Pierre Lambert entre en contact avec les Nigérians. Il répond par fax et reçoit dix jours après un mes­sage lui deman­dant d’appeler Lagos. Il doit four­nir des réfé­rences ban­caires avec son papier à entête et on lui laisse entendre qu’il y aura des frais pré­li­mi­naires. Pour l’instant, il doit envoyer sim­ple­ment 700 dol­lars à Lagos par DHL. 4 000 francs pour 36 mil­lions de francs, il accepte. Ses inter­lo­cu­teurs le tiennent au cou­rant de “l’affaire,” ils envoient des fax manus­crits des plus détaillés. Il est en com­mu­ni­ca­tion fré­quente avec de res­pec­tables adresses à Lagos : socié­tés inter­na­tio­nales ou minis­tères. Puis en juin, “l’affaire” avance. Il faut qu’il se rende à Londres, lui assure-t-on. Il devra ver­ser 1 000 dol­lars. Une chambre lui est réser­vée, à ses frais, à l’Hospitality Inn. Un cer­tain François Benat doit l’y accueillir. Personne ne sera à l’aéroport.
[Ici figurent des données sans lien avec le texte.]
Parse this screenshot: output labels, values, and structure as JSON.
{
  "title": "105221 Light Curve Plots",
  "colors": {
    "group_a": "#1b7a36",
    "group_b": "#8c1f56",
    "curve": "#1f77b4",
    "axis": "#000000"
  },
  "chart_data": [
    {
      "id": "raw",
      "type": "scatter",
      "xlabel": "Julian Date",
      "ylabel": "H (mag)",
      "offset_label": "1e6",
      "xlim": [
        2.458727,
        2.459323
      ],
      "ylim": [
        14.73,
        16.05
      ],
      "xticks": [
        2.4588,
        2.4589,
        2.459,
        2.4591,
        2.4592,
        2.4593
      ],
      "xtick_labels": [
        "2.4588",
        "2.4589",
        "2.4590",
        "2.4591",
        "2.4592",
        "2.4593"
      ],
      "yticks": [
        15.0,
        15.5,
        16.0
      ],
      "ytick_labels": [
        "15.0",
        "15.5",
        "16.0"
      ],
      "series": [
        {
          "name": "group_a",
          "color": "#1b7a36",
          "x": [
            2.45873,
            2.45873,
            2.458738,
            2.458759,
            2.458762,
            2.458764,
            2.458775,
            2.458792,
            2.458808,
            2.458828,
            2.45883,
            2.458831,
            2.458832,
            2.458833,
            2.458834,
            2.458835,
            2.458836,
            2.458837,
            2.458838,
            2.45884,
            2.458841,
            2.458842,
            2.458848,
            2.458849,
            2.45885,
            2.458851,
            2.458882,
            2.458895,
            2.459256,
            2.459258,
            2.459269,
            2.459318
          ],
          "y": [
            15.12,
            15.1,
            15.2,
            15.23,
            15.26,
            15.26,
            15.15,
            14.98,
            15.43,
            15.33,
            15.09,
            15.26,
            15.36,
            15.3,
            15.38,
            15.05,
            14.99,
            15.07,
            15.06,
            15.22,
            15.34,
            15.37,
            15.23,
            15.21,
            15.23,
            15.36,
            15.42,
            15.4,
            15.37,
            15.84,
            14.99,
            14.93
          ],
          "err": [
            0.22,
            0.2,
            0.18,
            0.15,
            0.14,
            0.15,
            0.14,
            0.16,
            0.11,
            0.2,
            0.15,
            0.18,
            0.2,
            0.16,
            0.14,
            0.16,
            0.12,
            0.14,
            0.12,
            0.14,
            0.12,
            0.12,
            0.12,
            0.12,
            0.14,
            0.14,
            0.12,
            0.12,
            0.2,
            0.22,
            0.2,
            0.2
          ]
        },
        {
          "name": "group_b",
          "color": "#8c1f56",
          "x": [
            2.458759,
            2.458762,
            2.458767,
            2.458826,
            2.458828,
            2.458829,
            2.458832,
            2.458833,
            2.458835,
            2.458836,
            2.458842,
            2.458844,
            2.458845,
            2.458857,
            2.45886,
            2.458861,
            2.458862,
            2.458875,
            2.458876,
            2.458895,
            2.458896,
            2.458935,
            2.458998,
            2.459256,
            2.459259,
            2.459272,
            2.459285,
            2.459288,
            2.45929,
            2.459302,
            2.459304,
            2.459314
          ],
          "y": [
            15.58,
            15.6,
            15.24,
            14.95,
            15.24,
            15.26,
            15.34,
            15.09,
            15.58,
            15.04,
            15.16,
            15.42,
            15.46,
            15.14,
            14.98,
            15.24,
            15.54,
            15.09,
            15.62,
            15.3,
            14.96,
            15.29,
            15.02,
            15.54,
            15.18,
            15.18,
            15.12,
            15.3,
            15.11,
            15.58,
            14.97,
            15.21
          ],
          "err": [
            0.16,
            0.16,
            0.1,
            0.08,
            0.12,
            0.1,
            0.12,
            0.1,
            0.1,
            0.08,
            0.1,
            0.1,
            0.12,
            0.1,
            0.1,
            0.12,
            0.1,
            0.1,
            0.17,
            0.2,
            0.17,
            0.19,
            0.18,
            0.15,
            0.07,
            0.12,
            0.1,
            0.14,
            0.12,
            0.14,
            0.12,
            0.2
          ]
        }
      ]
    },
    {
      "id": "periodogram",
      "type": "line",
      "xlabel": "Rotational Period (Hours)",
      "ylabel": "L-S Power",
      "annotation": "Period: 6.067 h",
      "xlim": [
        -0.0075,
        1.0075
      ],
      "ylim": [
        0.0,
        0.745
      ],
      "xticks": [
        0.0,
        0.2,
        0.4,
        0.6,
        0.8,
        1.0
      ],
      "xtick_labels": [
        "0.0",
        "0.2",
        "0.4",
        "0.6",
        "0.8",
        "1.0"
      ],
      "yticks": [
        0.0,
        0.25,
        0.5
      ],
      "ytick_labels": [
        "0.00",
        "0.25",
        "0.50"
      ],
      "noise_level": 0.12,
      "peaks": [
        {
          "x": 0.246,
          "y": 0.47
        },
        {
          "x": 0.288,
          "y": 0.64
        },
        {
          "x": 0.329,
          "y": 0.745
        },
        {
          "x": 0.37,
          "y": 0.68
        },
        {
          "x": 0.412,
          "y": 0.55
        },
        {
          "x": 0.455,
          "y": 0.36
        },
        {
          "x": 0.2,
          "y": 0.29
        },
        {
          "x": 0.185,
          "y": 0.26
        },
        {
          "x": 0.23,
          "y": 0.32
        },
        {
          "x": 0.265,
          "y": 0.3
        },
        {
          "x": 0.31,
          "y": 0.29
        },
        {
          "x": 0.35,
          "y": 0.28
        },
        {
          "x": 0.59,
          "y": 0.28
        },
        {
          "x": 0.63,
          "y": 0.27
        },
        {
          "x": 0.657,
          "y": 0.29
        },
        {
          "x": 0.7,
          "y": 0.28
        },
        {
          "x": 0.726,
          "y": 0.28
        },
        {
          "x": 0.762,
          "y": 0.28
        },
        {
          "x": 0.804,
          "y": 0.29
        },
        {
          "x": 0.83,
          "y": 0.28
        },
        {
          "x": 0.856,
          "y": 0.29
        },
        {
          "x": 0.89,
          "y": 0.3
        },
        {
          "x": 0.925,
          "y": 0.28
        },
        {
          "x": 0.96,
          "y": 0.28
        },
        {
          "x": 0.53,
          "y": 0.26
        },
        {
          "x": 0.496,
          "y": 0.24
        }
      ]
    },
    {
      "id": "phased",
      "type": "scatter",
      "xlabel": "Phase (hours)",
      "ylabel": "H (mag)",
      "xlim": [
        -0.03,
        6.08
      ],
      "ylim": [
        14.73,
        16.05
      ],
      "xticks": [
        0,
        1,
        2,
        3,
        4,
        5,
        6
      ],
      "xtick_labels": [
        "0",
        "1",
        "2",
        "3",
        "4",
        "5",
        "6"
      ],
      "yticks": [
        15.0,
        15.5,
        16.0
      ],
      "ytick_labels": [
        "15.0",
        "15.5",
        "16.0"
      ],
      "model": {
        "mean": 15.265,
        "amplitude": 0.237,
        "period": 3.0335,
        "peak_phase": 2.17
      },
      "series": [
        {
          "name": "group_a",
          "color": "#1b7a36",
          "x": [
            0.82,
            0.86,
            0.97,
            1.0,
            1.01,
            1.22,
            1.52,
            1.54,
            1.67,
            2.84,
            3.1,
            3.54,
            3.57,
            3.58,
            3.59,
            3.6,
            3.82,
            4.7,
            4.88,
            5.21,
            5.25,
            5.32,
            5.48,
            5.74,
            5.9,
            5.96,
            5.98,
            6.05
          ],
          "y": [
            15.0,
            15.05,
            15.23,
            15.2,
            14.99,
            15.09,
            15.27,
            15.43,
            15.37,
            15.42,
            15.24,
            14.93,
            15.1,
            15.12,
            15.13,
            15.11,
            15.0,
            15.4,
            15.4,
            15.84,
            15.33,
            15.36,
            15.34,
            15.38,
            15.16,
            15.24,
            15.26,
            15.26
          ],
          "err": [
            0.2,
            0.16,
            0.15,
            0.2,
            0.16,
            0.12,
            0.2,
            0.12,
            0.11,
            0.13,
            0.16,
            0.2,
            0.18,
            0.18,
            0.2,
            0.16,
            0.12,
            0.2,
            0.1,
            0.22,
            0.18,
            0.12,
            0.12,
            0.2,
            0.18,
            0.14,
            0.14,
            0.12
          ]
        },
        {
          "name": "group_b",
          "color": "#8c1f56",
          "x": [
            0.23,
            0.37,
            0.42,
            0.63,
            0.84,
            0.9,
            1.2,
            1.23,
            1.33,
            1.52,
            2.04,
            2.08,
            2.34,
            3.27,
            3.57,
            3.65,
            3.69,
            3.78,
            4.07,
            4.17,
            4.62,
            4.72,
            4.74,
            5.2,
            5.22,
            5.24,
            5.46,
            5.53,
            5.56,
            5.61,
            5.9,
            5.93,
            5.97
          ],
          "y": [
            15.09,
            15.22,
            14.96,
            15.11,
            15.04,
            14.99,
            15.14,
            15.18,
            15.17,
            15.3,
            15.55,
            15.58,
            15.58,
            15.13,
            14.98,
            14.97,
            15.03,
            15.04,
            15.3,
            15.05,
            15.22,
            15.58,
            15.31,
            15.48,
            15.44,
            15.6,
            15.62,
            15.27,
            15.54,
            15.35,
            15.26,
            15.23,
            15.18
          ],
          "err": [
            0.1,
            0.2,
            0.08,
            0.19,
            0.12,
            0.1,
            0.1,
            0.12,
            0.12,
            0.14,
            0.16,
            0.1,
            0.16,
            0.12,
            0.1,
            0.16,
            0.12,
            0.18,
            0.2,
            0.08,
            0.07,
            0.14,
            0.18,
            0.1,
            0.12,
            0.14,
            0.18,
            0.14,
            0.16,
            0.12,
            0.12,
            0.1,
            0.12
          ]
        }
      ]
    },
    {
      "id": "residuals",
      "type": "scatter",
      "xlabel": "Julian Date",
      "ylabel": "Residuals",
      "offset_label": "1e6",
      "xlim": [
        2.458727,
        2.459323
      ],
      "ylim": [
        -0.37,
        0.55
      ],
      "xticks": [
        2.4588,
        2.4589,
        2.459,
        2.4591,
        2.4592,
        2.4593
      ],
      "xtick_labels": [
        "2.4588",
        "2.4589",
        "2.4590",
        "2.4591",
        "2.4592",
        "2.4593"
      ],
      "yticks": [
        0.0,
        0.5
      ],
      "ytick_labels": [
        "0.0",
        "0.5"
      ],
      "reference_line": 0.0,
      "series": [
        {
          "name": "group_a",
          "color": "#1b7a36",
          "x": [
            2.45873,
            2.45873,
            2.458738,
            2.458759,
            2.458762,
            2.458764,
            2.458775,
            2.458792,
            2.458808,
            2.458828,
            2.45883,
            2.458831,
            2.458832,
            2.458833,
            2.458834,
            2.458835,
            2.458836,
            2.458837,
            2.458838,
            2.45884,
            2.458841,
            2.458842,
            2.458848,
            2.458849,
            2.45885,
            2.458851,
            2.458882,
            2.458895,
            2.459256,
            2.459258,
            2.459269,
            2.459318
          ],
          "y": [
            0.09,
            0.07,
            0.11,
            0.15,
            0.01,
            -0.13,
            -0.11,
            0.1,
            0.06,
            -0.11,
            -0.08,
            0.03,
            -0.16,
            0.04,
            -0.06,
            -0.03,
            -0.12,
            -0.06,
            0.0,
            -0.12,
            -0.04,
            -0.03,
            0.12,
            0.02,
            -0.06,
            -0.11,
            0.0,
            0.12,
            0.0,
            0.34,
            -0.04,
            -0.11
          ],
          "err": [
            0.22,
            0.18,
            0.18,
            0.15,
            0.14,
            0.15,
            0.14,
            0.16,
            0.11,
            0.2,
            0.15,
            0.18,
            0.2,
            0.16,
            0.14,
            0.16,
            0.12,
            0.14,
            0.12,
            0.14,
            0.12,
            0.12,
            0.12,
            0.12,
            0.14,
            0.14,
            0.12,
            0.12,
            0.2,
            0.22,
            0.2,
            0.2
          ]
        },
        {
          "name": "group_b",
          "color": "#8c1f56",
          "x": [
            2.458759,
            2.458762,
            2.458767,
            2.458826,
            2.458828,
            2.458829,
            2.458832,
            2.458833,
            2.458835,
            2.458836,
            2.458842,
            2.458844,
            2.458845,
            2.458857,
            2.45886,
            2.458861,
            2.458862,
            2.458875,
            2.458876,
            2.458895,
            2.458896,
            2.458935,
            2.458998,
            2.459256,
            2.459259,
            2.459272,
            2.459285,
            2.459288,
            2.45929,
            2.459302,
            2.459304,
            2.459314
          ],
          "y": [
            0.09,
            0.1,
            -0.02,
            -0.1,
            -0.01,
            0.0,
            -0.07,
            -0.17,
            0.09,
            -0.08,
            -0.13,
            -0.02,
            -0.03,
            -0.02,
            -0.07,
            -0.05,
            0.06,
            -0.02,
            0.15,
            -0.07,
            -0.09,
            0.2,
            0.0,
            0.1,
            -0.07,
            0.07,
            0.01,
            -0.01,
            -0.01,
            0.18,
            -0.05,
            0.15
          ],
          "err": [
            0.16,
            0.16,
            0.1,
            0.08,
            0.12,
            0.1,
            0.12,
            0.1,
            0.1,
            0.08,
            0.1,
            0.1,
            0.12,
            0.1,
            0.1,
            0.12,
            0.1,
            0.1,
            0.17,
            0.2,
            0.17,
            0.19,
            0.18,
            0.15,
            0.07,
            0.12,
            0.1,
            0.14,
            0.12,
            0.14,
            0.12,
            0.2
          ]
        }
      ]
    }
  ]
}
Et il va tour­ner en rond dans sa chambre toute la jour­née. Le soir, ses “par­te­naires” se pré­sentent., Des Nigérians sty­lés, tirés à quatre épingles, “j’étais le seul sans cra­vate” confesse l’artisan pro­ven­çal. Il y a là aus­si, parait-il, le chef de la sécu­ri­té de l’ambassade du Nigeria, puis les rejoint un Anglais, M. Schmidt, qui tra­vaille à la banque d’Angleterre et qui se pré­sente comme un expert.
Après les palabres pré­li­mi­naires, il faut, comme dans une série noire amé­ri­caine des­cendre au sous-sol dans le garage de l’hôtel. “Je n’en menais pas large”, avoue Pierre Lambert. Ils se dirigent vers une superbe BMW bor­deaux. Un Nigérian ouvre la malle et découvre une valise en alu­mi­nium. Elle contient des liasses de papier, noir­ci comme du car­bone. “Prenez-en cinq” lui commande-t-on. Pierre Lambert pioche au hasard De retour dans la chambre, on plonge les billets dans une bas­sine d’eau, le mys­té­rieux M. Schmidt y verse une fiole de liquide jaune et les dol­lars appa­raissent. De vrais dol­lars, qui rem­boursent ain­si à Pierre Lambert la moi­tié de son avance.
La grosse com­mis­sion des fonc­tion­naires nigé­rians quit­te­rait ain­si l’Afrique en dol­lars bar­bouillés et il fau­drait les blan­chir à l’arrivée. Élémentaire sauf que la potion magique coûte, lui assure-t-on, 240 000 dol­lars, que M. Schmidt est gour­mand et qu’il veut une com­mis­sion de 160 000 dol­lars . Bref, pour tou­cher la valise et ses 6 mil­lions de dol­lars, il faut trou­ver 400 000 dol­lars. Pierre Lambert ne rentre pas dans le jeu.Il est certes fas­ci­né par la valise, mais n’est pas prêt à vendre son bateau.Les Nigérians, fair-play, main­tiennent le lien. De retour dans le Midi, Pierre Lambert conti­nue à échan­ger des fax et lui assure-t-on, s’il ne donne pas suite, il sera rem­bour­sé de ses avances et de ses frais. Les Nigérians ont tou­ché 1 300 dol­lars de Pierre Lambert, mais lui, a dépen­sé près de 18 000 francs. “Je vou­lais aller jusqu’au bout”, dit-il. Alerté par des articles de presse, il veut mettre fin à cette “rela­tion d’affaires”, il sait qu’il doit se résoudre à croire à l’escroquerie et renon­cer aux rêves de for­tune facile. “Et pour­tant, regrette-t-il, ces dol­lars, je les ai vus,“.